USS Shark survivors move to Astoria
By Elleda Wilson

The Daily Astorian

Published on September 15, 2017 12:01AM


When the USS Shark ran aground on the Columbia River bar on Sept. 10, 1846, the captain, Lt. Neil M. Howison, and all hands were fortunate enough to make it to shore on Clatsop Beach. Crew member Burr Osborn’s letters (http://tinyurl.com/BOsLet), and Howison’s reports (http://tinyurl.com/shark1846), detail what happened next.

Once on the beach, the survivors burned wood from the wreck of the USS Peacock, an exploration vessel, to keep warm. One of the men had the bad luck to have been shipwrecked twice — he was also on the Peacock when it ran aground on the bar in 1841.

The group spent two miserable nights in a 12 by 24-foot floorless shanty on the beach, said to have been built 40 years earlier by some of the men in the Lewis and Clark Expedition. The survivors were constantly wet, and most were only wearing underwear, or nightwear, when they had to abandon ship.

Howison took one of the boats to head for Vancouver, Washington, to get much-needed supplies, leaving the crew behind. Fortunately, some Indians arrived and helped the starving men procure two oxen. The roasted dinner was most welcome, as by then, the survivors had not eaten for 52 hours.

The morning after the feast, the group headed for Astoria (pictured as it was in 1813), where there was a double log house/store, two log huts for trappers, a Baptist missionary’s wood frame house and an Indian tepee. Set about a mile away was Fort George (aka Fort Astoria).

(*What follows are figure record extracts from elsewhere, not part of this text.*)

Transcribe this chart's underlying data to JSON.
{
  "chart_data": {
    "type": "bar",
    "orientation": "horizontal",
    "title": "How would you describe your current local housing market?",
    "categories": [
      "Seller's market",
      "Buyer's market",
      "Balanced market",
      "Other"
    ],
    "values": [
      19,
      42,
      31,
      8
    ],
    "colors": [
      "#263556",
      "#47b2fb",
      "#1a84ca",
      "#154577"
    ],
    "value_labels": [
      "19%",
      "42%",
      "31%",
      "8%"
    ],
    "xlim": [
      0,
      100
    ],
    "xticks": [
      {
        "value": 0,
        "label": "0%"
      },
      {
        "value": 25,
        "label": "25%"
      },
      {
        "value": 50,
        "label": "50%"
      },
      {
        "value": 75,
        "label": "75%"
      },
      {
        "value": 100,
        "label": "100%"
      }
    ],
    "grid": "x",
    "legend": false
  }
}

Within a week, Osborn wrote, most of the crew fell ill, probably from exposure after the wreck, and were treated with quinine and salt from the store for the three weeks it took them to recuperate. But the store wasn’t much help for the simple comforts, as even a blanket was $10 ($300 now).

By mid-October, the men felt well enough to start hauling logs from a nearby forest to build a house near Fort George at Point George, which is thought to be near present day Pier 3 at the Port of Astoria. In mid-November the men moved in, naming the dwelling Sharksville, after their lost ship.